[Journal de bord en Turquie #1, Ankara] – Rencontres et constats douloureux

C’était le 6 février à 4h du matin. Les millions de familles de la province d’Hatay dans le sud de la Turquie et des provinces Nord de la Syrie dormaient toujours paisiblement. C’est la pire heure pour une catastrophe d’une telle ampleur, pour un séisme inédit dans la région, l’heure où tout le monde dort dans son foyer en attendant l’aurore.

Près de deux mois après le tremblement de terre, je suis actuellement dans la région touchée en tant que rapporteur du Conseil de l’Europe sur les catastrophes naturelles. L’idée de ce rapport est de préparer, protéger et accompagner les victimes de catastrophes en garantissant le respect des droits humains.

Cette visite est surtout nécessaire pour marquer la solidarité du Conseil de l’Europe avec les populations touchées et continuer de visibiliser, une fois les caméras parties, la détresse des millions de personnes qui ont tout perdu. Vous le découvrirez dans cette publication et les suivantes, la situation est terrible, apocalyptique, et mérite une solidarité qui dépasse l’émotion des premières semaines. Les conséquences de ce tremblement de terre se feront sentir durant des années.
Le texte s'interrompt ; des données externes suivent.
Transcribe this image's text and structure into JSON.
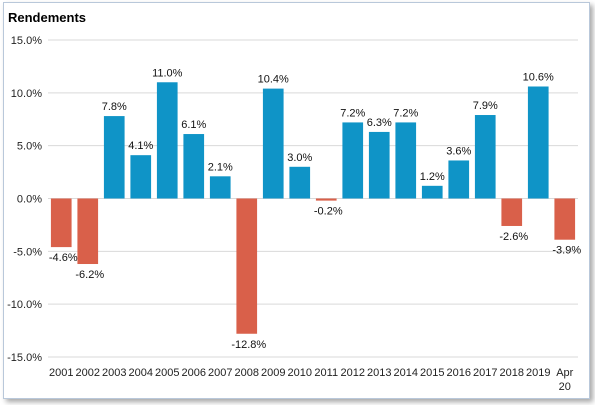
{
  "chart_data": {
    "type": "bar",
    "title": "Rendements",
    "xlabel": "",
    "ylabel": "",
    "ylim": [
      -15,
      15
    ],
    "yticks": [
      -15,
      -10,
      -5,
      0,
      5,
      10,
      15
    ],
    "ytick_labels": [
      "-15.0%",
      "-10.0%",
      "-5.0%",
      "0.0%",
      "5.0%",
      "10.0%",
      "15.0%"
    ],
    "grid": true,
    "legend": "none",
    "categories": [
      "2001",
      "2002",
      "2003",
      "2004",
      "2005",
      "2006",
      "2007",
      "2008",
      "2009",
      "2010",
      "2011",
      "2012",
      "2013",
      "2014",
      "2015",
      "2016",
      "2017",
      "2018",
      "2019",
      "Apr 20"
    ],
    "values": [
      -4.6,
      -6.2,
      7.8,
      4.1,
      11.0,
      6.1,
      2.1,
      -12.8,
      10.4,
      3.0,
      -0.2,
      7.2,
      6.3,
      7.2,
      1.2,
      3.6,
      7.9,
      -2.6,
      10.6,
      -3.9
    ],
    "data_labels": [
      "-4.6%",
      "-6.2%",
      "7.8%",
      "4.1%",
      "11.0%",
      "6.1%",
      "2.1%",
      "-12.8%",
      "10.4%",
      "3.0%",
      "-0.2%",
      "7.2%",
      "6.3%",
      "7.2%",
      "1.2%",
      "3.6%",
      "7.9%",
      "-2.6%",
      "10.6%",
      "-3.9%"
    ],
    "colors": {
      "positive": "#0f94c7",
      "negative": "#d9604a",
      "grid": "#d9d9d9"
    }
  }
}
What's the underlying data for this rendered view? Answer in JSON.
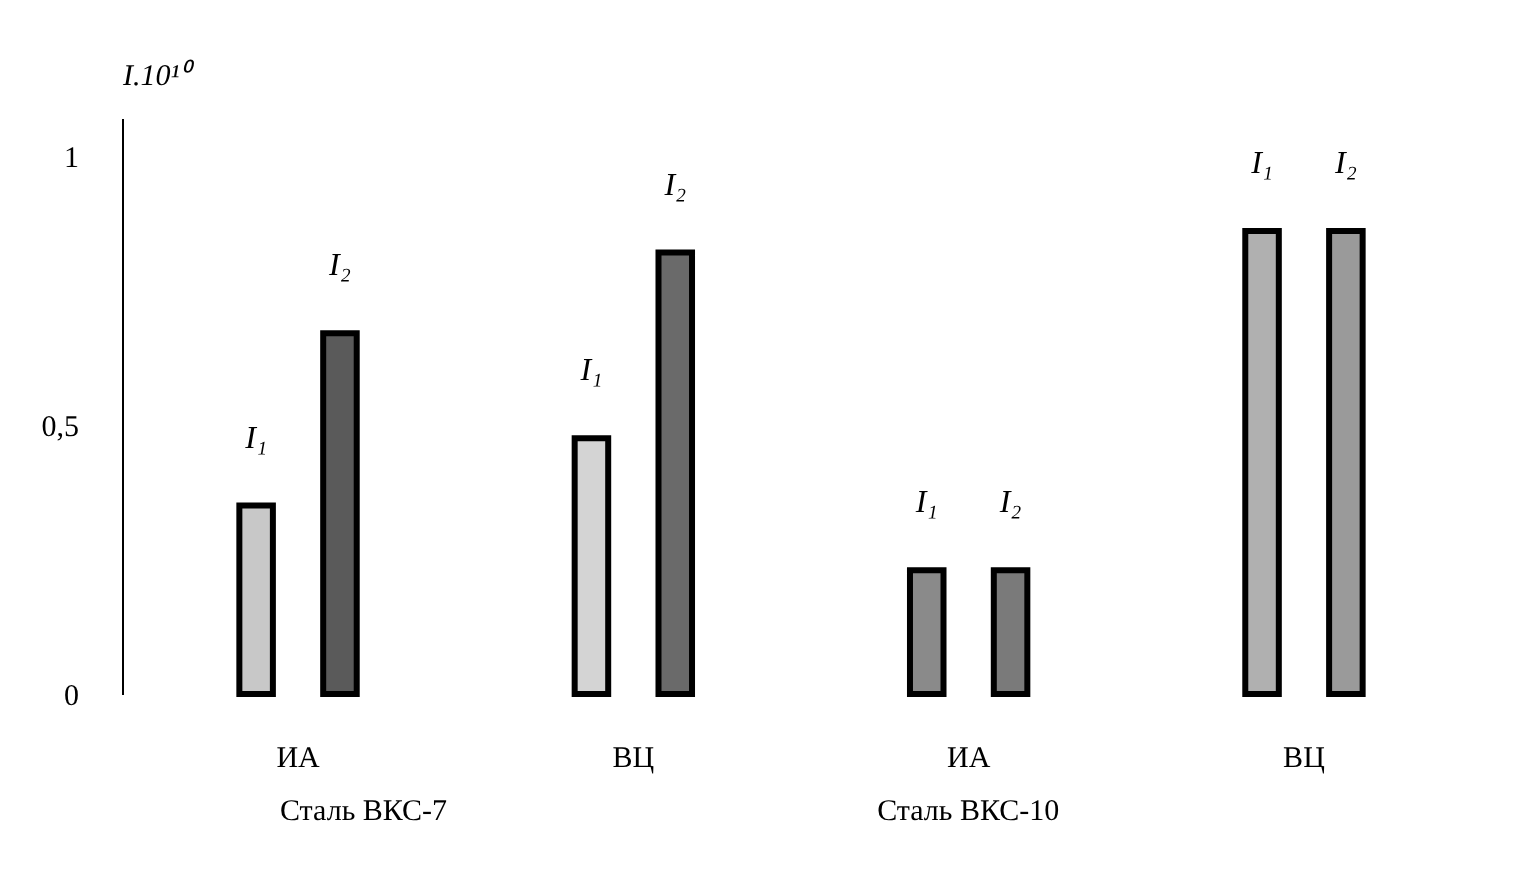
{
  "chart_data": {
    "type": "bar",
    "ylabel": "I.10¹⁰",
    "categories": [
      "ИА",
      "ВЦ",
      "ИА",
      "ВЦ"
    ],
    "series": [
      {
        "name": "I₁",
        "colors": [
          "#c8c8c8",
          "#d4d4d4",
          "#8a8a8a",
          "#b0b0b0"
        ],
        "values": [
          0.35,
          0.475,
          0.23,
          0.86
        ]
      },
      {
        "name": "I₂",
        "colors": [
          "#5a5a5a",
          "#6a6a6a",
          "#7a7a7a",
          "#9a9a9a"
        ],
        "values": [
          0.67,
          0.82,
          0.23,
          0.86
        ]
      }
    ],
    "ylim": [
      0,
      1.07
    ],
    "yticks": [
      0,
      {
        "value": 0.5,
        "label": "0,5"
      },
      1
    ],
    "grid": false,
    "annotations": [
      "Сталь ВКС-7",
      "Сталь ВКС-10"
    ]
  }
}
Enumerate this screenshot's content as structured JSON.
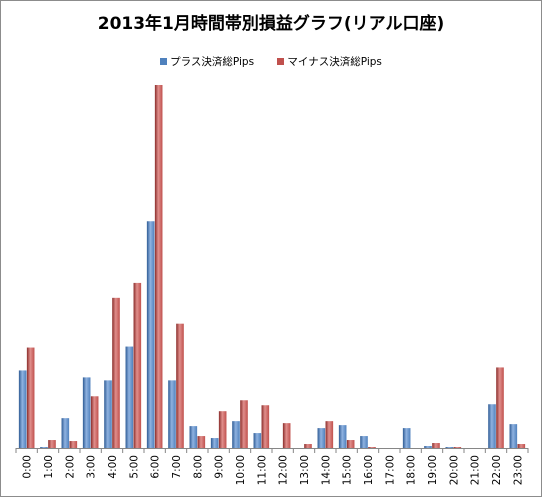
{
  "chart_data": {
    "type": "bar",
    "title": "2013年1月時間帯別損益グラフ(リアル口座)",
    "xlabel": "",
    "ylabel": "",
    "legend_position": "top",
    "grid": false,
    "categories": [
      "0:00",
      "1:00",
      "2:00",
      "3:00",
      "4:00",
      "5:00",
      "6:00",
      "7:00",
      "8:00",
      "9:00",
      "10:00",
      "11:00",
      "12:00",
      "13:00",
      "14:00",
      "15:00",
      "16:00",
      "17:00",
      "18:00",
      "19:00",
      "20:00",
      "21:00",
      "22:00",
      "23:00"
    ],
    "series": [
      {
        "name": "プラス決済総Pips",
        "color": "#4f81bd",
        "values": [
          78,
          1,
          30,
          71,
          68,
          102,
          228,
          68,
          22,
          10,
          27,
          15,
          0,
          0,
          20,
          23,
          12,
          0,
          20,
          2,
          1,
          0,
          44,
          24
        ]
      },
      {
        "name": "マイナス決済総Pips",
        "color": "#c0504d",
        "values": [
          101,
          8,
          7,
          52,
          151,
          166,
          365,
          125,
          12,
          37,
          48,
          43,
          25,
          4,
          27,
          8,
          1,
          0,
          0,
          5,
          1,
          0,
          81,
          4
        ]
      }
    ],
    "ylim": [
      0,
      365
    ]
  }
}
J’ai passé une première journée à Ankara pour rencontrer une série d’acteur.trices de la société civile : la Banque de développement du Conseil de l’Europe, le Programme des Nations unies pour le développement (PNUD), des représentants de l’Union européenne, l’Union des avocats turcs, des ONG turques, l’ambassadeur belge en Turquie, le Croissant-Rouge, des parlementaires turcs, Médecins sans frontières Syrie, une archéologue, une géologue et un historien. Une journée pour collecter un maximum d’informations avant de me rendre dans le sud de la Turquie, la région la plus touchée.

Quelques grandes lignes qui ressortent de ces échanges :

Pour commencer, la voix tremblante et les yeux des personnes rencontrées parlent plus que les exposés, l’émotion est totale, une peine mélangée à de la colère, une résilience et la souffrance d’avoir perdu des proches, des histoires, des vies.

Quelques chiffres :

— Le séisme, en raison de son épicentre proche de la surface de la Terre, a été d’une violence inouïe : une région équivalente à la surface de la Bulgarie a été touchée, et une surface équivalente à l’Autriche a été… détruite. Plus de 13 millions de personnes ont été impactées. Des milliers de répliques ont eu lieu depuis le 6 février, dépassant 5 sur l’échelle de Richter.
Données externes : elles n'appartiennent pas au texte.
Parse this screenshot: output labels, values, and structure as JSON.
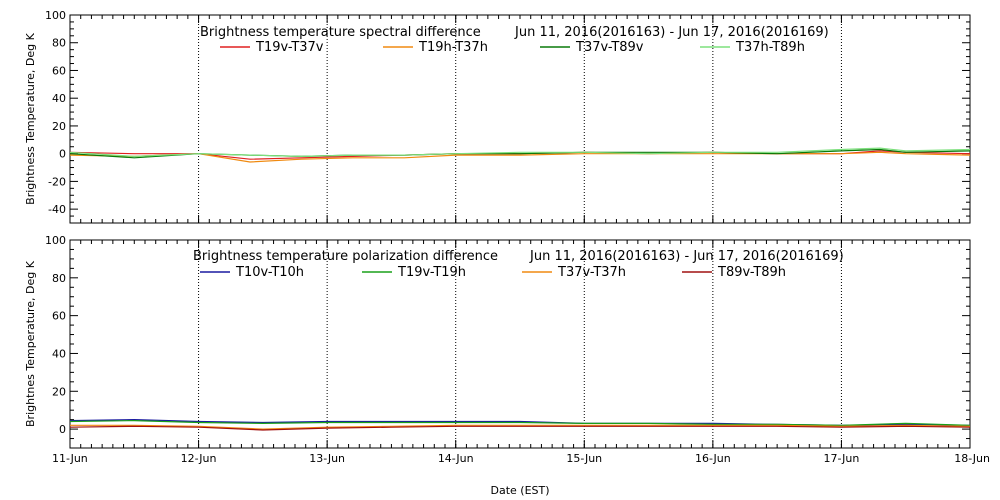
{
  "chart_data": [
    {
      "type": "line",
      "title": "Brightness temperature spectral difference",
      "date_range": "Jun 11, 2016(2016163) - Jun 17, 2016(2016169)",
      "ylabel": "Brightness Temperature, Deg K",
      "ylim": [
        -50,
        100
      ],
      "yticks": [
        "-40",
        "-20",
        "0",
        "20",
        "40",
        "60",
        "80",
        "100"
      ],
      "ytick_values": [
        -40,
        -20,
        0,
        20,
        40,
        60,
        80,
        100
      ],
      "xlim": [
        0,
        7
      ],
      "grid": true,
      "legend_position": "top",
      "series": [
        {
          "name": "T19v-T37v",
          "color": "#e02020",
          "x": [
            0,
            0.5,
            1,
            1.4,
            1.8,
            2.2,
            2.6,
            3,
            3.5,
            4,
            4.5,
            5,
            5.5,
            6,
            6.3,
            6.5,
            7
          ],
          "values": [
            1,
            0,
            0,
            -4,
            -3,
            -2,
            -1,
            0,
            0,
            1,
            0,
            1,
            0,
            0,
            2,
            1,
            0
          ]
        },
        {
          "name": "T19h-T37h",
          "color": "#f08a10",
          "x": [
            0,
            0.5,
            1,
            1.4,
            1.8,
            2.2,
            2.6,
            3,
            3.5,
            4,
            4.5,
            5,
            5.5,
            6,
            6.3,
            6.5,
            7
          ],
          "values": [
            -1,
            -2,
            0,
            -6,
            -4,
            -3,
            -3,
            -1,
            -1,
            0,
            0,
            0,
            0,
            0,
            1,
            0,
            -1
          ]
        },
        {
          "name": "T37v-T89v",
          "color": "#0a7a0a",
          "x": [
            0,
            0.5,
            1,
            1.4,
            1.8,
            2.2,
            2.6,
            3,
            3.5,
            4,
            4.5,
            5,
            5.5,
            6,
            6.3,
            6.5,
            7
          ],
          "values": [
            0,
            -3,
            0,
            -1,
            -2,
            -1,
            -1,
            0,
            0,
            1,
            1,
            1,
            0,
            2,
            3,
            1,
            2
          ]
        },
        {
          "name": "T37h-T89h",
          "color": "#7de07d",
          "x": [
            0,
            0.5,
            1,
            1.4,
            1.8,
            2.2,
            2.6,
            3,
            3.5,
            4,
            4.5,
            5,
            5.5,
            6,
            6.3,
            6.5,
            7
          ],
          "values": [
            1,
            -2,
            0,
            -1,
            -2,
            -1,
            -1,
            0,
            1,
            1,
            0,
            1,
            1,
            3,
            4,
            2,
            3
          ]
        }
      ]
    },
    {
      "type": "line",
      "title": "Brightness temperature polarization difference",
      "date_range": "Jun 11, 2016(2016163) - Jun 17, 2016(2016169)",
      "ylabel": "Brightnes Temperature, Deg K",
      "ylim": [
        -10,
        100
      ],
      "yticks": [
        "0",
        "20",
        "40",
        "60",
        "80",
        "100"
      ],
      "ytick_values": [
        0,
        20,
        40,
        60,
        80,
        100
      ],
      "xlabel": "Date (EST)",
      "xlim": [
        0,
        7
      ],
      "xticks": [
        "11-Jun",
        "12-Jun",
        "13-Jun",
        "14-Jun",
        "15-Jun",
        "16-Jun",
        "17-Jun",
        "18-Jun"
      ],
      "xtick_values": [
        0,
        1,
        2,
        3,
        4,
        5,
        6,
        7
      ],
      "grid": true,
      "legend_position": "top",
      "series": [
        {
          "name": "T10v-T10h",
          "color": "#1a1aa0",
          "x": [
            0,
            0.5,
            1,
            1.5,
            2,
            2.5,
            3,
            3.5,
            4,
            4.5,
            5,
            5.5,
            6,
            6.5,
            7
          ],
          "values": [
            4.5,
            5,
            4,
            3.5,
            4,
            4,
            4,
            4,
            3,
            3,
            3,
            2.5,
            2,
            2.5,
            2
          ]
        },
        {
          "name": "T19v-T19h",
          "color": "#1aa01a",
          "x": [
            0,
            0.5,
            1,
            1.5,
            2,
            2.5,
            3,
            3.5,
            4,
            4.5,
            5,
            5.5,
            6,
            6.5,
            7
          ],
          "values": [
            4,
            4.5,
            3.5,
            3,
            3.5,
            3.5,
            3.5,
            3.5,
            3,
            3,
            2.5,
            2.5,
            2,
            3,
            2
          ]
        },
        {
          "name": "T37v-T37h",
          "color": "#f08a10",
          "x": [
            0,
            0.5,
            1,
            1.5,
            2,
            2.5,
            3,
            3.5,
            4,
            4.5,
            5,
            5.5,
            6,
            6.5,
            7
          ],
          "values": [
            2,
            2,
            1.5,
            0,
            1,
            1.5,
            2,
            2,
            2,
            2,
            2,
            2,
            1.5,
            2,
            1.5
          ]
        },
        {
          "name": "T89v-T89h",
          "color": "#a01010",
          "x": [
            0,
            0.5,
            1,
            1.5,
            2,
            2.5,
            3,
            3.5,
            4,
            4.5,
            5,
            5.5,
            6,
            6.5,
            7
          ],
          "values": [
            1,
            1.5,
            1,
            -0.5,
            0.5,
            1,
            1.5,
            1.5,
            1.5,
            1.5,
            1.5,
            1.5,
            1,
            1.5,
            1
          ]
        }
      ]
    }
  ]
}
— Combien de personnes sont mortes ? Le décompte macabre est rendu compliqué par l’ampleur des dégâts. Les chiffres officiels parlent de 55 000 personnes tuées, mais les experts rencontrés évoquent la possibilité de 200 000 morts. Les ruines sont évacuées en vitesse, compliquant la possibilité d’un bilan précis et des familles entières ont été décimées sans permettre l’identification de leurs proches disparus.

— Par ailleurs, la région comprend une immense communauté d’exilés, majoritairement syriens, qui ne sont pas référencés et donc invisibles aux yeux des autorités turques. À côté de ça, sur les 4 millions de réfugiés, la moitié a été touchée par le séisme.
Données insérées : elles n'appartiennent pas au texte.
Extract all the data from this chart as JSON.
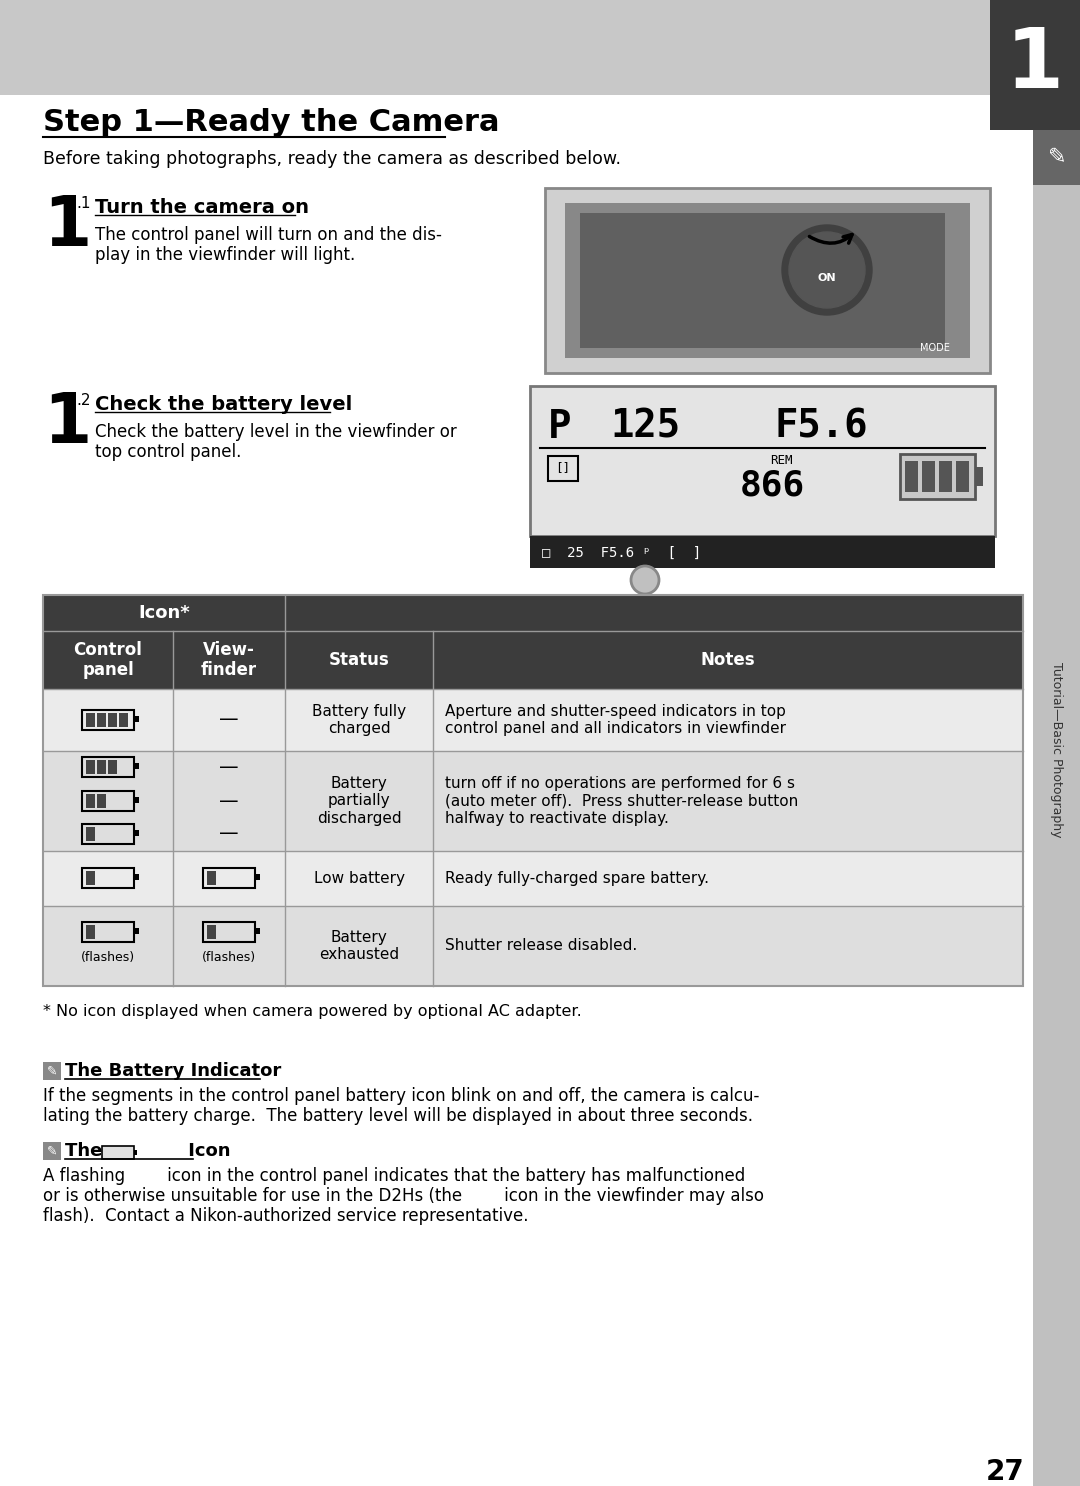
{
  "page_bg": "#ffffff",
  "header_bg": "#c8c8c8",
  "header_number": "1",
  "header_number_bg": "#3a3a3a",
  "sidebar_bg": "#c0c0c0",
  "sidebar_text": "Tutorial—Basic Photography",
  "title": "Step 1—Ready the Camera",
  "subtitle": "Before taking photographs, ready the camera as described below.",
  "step1_sub": ".1",
  "step1_heading": "Turn the camera on",
  "step1_body1": "The control panel will turn on and the dis-",
  "step1_body2": "play in the viewfinder will light.",
  "step2_sub": ".2",
  "step2_heading": "Check the battery level",
  "step2_body1": "Check the battery level in the viewfinder or",
  "step2_body2": "top control panel.",
  "footnote": "* No icon displayed when camera powered by optional AC adapter.",
  "battery_indicator_heading": "The Battery Indicator",
  "battery_indicator_body1": "If the segments in the control panel battery icon blink on and off, the camera is calcu-",
  "battery_indicator_body2": "lating the battery charge.  The battery level will be displayed in about three seconds.",
  "icon_section_body1": "A flashing        icon in the control panel indicates that the battery has malfunctioned",
  "icon_section_body2": "or is otherwise unsuitable for use in the D2Hs (the        icon in the viewfinder may also",
  "icon_section_body3": "flash).  Contact a Nikon-authorized service representative.",
  "table_header_bg": "#3c3c3c",
  "table_header_text": "#ffffff",
  "table_light_bg": "#ebebeb",
  "table_dark_bg": "#dedede",
  "table_border_color": "#999999",
  "row_fully_charged_status": "Battery fully\ncharged",
  "row_fully_charged_notes1": "Aperture and shutter-speed indicators in top",
  "row_fully_charged_notes2": "control panel and all indicators in viewfinder",
  "row_partial_status": "Battery\npartially\ndischarged",
  "row_partial_notes1": "turn off if no operations are performed for 6 s",
  "row_partial_notes2": "(auto meter off).  Press shutter-release button",
  "row_partial_notes3": "halfway to reactivate display.",
  "row_low_status": "Low battery",
  "row_low_notes": "Ready fully-charged spare battery.",
  "row_exhausted_status": "Battery\nexhausted",
  "row_exhausted_notes": "Shutter release disabled.",
  "page_number": "27"
}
— 7 millions d’enfants sont touchés par ce séisme. Des milliers sont aujourd’hui orphelins.

— 1,5 million de personnes sont sans logement.

Quelques constats :

La gestion d’une catastrophe est un équilibre de résilience, prévention, intervention et reconstruction, entre efficacité, urgence, démocratie, personnes vulnérables exposées, etc. Malgré les constats un peu bruts ci-dessous, il faut reconnaître que la situation est extrêmement compliquée.

Tout d’abord, la catastrophe n’est que le début d’une longue crise. Toute une région est sinistrée, son tissu social, ses hôpitaux, ses écoles, son administration. Après le séisme, un exode de millions de personnes a débuté vers les grandes villes du pays. Ceux et celles qui sont restés sont les plus précarisé.es.

Les premières heures d’intervention sont décisives, elles permettent de sauver des vies et de protéger les populations des répliques habituelles qui suivent un premier séisme. Il semblerait que les services de secours aient été incapables de distribuer une aide de base à des millions de personnes qui ont parfois attendu une semaine avant de voir un secouriste, pour celles qui ont survécu.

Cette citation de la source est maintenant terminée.